Ernauton secoua la tête.

– Eh bien, voyons!

– Ne me raillez pas, monsieur de Loignac, dit Ernauton; et vous qui paraissez tenir tous les fils qui font mouvoir la plupart de nous, faites-moi du moins cette grâce de ne point traiter le vicomte Ernauton de Carmainges en comédien de bois.

– Je vous ferai encore d'autres grâces que celle-là, monsieur le vicomte, dit Loignac en s'inclinant avec politesse; je vous ai distingué au premier coup d'œil entre tous, vous dont l'œil est fier et doux, et cet autre jeune homme là-bas dont l'œil est sournois et sombre.

– Vous l'appelez?

– M. de Sainte-Maline.

– Et la cause de cette distinction, monsieur, si cette demande n'est pas toutefois une trop grande curiosité de ma part?

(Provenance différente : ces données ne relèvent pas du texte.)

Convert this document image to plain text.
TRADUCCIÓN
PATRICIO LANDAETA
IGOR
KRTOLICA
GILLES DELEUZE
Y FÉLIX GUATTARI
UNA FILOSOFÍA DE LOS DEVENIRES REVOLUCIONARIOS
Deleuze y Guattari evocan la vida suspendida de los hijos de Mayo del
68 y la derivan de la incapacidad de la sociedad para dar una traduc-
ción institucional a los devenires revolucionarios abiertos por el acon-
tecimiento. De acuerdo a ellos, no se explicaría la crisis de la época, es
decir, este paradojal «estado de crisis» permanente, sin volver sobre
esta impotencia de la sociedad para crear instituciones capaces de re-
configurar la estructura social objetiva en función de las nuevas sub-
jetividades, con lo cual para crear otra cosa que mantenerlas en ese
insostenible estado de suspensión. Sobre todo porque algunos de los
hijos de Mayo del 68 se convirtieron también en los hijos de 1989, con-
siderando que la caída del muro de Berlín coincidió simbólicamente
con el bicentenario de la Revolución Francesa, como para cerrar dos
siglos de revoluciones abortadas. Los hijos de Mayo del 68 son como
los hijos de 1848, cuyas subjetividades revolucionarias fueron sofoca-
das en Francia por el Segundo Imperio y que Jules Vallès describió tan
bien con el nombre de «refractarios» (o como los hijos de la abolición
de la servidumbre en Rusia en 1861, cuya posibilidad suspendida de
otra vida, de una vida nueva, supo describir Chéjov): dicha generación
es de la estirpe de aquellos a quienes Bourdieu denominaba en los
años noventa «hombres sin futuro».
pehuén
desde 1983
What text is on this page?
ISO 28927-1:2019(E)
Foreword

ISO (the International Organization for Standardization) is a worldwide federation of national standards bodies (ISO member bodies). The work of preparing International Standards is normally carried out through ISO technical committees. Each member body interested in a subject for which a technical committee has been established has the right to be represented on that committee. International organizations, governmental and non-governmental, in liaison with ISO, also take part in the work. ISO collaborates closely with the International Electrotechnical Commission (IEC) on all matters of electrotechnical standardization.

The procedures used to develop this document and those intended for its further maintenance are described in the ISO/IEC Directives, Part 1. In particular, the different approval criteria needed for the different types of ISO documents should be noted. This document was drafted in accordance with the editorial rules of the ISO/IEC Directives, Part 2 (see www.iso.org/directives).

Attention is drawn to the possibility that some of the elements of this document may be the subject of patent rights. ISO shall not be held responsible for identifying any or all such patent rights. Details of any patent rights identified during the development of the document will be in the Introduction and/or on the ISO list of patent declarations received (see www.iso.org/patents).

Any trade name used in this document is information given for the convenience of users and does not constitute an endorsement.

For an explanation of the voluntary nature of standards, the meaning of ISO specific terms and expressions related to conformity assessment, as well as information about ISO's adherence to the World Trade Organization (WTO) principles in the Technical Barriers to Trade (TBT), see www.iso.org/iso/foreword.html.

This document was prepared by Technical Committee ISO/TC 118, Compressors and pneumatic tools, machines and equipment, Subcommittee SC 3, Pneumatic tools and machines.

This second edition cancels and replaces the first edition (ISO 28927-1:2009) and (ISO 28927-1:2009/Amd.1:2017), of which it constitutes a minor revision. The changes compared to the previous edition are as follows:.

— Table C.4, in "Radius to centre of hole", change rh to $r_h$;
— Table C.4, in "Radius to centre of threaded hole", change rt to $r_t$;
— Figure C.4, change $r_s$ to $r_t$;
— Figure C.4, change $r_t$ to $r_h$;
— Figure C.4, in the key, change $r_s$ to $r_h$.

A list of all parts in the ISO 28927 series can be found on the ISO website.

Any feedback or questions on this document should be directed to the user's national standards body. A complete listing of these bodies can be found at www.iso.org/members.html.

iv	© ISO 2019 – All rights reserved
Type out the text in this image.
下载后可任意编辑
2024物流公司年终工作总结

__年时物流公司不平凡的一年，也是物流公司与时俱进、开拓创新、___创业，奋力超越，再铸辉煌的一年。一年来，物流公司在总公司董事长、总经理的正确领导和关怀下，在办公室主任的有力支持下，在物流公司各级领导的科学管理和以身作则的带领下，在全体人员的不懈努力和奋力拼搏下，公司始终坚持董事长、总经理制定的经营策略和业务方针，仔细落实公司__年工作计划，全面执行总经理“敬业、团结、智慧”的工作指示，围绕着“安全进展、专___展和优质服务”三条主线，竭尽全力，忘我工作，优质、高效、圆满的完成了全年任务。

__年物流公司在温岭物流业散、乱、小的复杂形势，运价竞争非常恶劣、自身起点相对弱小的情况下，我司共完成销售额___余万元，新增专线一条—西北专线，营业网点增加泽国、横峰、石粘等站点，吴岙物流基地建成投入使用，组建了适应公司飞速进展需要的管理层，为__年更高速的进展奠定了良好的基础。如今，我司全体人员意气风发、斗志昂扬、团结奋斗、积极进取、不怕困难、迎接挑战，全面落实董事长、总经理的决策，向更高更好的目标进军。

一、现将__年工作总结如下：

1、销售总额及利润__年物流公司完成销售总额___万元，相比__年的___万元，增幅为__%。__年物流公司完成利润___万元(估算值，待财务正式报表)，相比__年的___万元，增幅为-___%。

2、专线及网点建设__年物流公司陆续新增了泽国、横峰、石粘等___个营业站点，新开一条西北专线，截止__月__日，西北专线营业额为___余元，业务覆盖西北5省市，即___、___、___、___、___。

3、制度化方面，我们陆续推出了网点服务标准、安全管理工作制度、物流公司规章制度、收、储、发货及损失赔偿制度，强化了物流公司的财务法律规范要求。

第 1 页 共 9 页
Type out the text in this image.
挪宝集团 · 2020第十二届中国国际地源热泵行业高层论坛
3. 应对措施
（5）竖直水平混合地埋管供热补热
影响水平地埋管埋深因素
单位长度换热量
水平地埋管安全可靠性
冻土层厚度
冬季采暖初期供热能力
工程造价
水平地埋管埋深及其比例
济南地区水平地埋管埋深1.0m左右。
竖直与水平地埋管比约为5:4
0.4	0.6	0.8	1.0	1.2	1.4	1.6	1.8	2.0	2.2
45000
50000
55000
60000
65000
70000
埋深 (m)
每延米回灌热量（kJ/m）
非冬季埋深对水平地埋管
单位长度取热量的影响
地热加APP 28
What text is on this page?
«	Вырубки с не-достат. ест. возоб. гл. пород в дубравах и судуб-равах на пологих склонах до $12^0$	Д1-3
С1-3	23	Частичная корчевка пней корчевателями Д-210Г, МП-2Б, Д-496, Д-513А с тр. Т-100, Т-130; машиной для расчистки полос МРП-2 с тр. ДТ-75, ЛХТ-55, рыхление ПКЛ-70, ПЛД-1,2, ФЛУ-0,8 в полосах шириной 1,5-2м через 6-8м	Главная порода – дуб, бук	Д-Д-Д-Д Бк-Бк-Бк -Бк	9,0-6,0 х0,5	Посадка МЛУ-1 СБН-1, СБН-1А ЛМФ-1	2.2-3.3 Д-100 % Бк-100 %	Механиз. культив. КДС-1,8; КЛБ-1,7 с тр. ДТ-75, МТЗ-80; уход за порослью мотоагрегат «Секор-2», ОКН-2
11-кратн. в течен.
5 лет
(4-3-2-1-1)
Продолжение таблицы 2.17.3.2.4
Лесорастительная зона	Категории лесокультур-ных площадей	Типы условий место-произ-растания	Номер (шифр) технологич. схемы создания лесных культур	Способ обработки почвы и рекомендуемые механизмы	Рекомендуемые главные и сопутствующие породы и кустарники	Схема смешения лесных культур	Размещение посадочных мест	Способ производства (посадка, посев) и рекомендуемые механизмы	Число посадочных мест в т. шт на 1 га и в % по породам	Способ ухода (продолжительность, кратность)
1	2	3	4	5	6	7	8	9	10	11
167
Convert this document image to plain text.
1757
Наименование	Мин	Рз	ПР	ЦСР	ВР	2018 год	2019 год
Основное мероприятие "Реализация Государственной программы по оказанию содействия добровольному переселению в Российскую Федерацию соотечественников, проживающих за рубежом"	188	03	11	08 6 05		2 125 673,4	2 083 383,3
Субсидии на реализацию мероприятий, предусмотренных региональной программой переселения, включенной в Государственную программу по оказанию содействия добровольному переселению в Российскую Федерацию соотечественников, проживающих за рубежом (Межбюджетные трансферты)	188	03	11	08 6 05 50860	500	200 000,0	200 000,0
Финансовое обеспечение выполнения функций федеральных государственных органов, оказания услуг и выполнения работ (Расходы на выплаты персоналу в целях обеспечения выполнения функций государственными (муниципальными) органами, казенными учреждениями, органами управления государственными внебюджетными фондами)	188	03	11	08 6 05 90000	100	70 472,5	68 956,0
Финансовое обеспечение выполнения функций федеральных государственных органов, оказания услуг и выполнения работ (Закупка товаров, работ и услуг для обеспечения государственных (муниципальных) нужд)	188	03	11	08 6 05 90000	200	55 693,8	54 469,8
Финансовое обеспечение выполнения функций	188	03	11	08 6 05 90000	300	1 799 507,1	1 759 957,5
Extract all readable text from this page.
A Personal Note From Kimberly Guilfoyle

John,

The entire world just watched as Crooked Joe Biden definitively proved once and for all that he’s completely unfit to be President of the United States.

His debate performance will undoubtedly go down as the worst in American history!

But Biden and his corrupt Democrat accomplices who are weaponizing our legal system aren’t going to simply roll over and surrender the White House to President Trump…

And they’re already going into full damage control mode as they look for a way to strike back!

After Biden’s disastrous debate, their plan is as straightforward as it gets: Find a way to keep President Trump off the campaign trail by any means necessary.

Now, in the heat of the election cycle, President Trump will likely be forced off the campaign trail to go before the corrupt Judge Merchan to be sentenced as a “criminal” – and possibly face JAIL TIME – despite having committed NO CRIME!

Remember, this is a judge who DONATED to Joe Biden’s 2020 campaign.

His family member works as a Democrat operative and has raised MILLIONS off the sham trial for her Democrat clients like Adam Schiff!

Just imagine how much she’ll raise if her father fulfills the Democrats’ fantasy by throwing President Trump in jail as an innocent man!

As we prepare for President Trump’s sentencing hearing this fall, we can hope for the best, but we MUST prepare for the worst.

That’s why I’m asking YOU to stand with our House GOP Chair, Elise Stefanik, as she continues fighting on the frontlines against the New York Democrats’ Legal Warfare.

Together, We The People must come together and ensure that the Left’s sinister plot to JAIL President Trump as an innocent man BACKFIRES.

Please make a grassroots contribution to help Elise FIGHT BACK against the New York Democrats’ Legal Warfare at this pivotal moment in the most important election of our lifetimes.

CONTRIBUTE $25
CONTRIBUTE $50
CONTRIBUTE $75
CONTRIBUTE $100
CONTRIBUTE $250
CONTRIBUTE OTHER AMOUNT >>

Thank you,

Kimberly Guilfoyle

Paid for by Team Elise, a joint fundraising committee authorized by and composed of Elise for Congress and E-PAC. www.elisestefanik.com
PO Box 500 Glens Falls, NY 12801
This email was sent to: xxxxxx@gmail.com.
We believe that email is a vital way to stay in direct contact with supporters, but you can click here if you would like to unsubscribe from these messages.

– C'est que je vous connais, voilà tout.

– Moi, fit Ernauton surpris; moi, vous me connaissez?

– Vous et lui, lui et tous ceux qui sont ici.

– C'est étrange.

– Oui, mais c'est nécessaire.

– Pourquoi est-ce nécessaire?

– Parce qu'un chef doit connaître ses soldats.

– Et que tous ces hommes…

– Seront mes soldats demain.

– Mais je croyais que M. d'Épernon…

– Chut! Ne prononcez pas ce nom-là ici, ou plutôt ici ne prononcez aucun nom; ouvrez les oreilles et fermez la bouche, et puisque j'ai promis de vous faire toutes grâces, prenez d'abord ce conseil comme un acompte.

– Merci, monsieur, dit Ernauton.

Loignac essuya sa moustache, et se levant:

– Messieurs, dit-il, puisque le hasard réunit ici quarante-cinq compatriotes, vidons un verre de ce vin d'Espagne à la prospérité de tous les assistants.

Cette proposition souleva des applaudissements frénétiques.

– Ils sont ivres pour la plupart, dit Loignac à Ernauton: ce serait un bon moment pour faire raconter à chacun son histoire, mais le temps nous manque.

Puis haussant la voix:

– Holà! maître Fournichon, dit-il, faites sortir d'ici tout ce qui est femmes, enfants et laquais.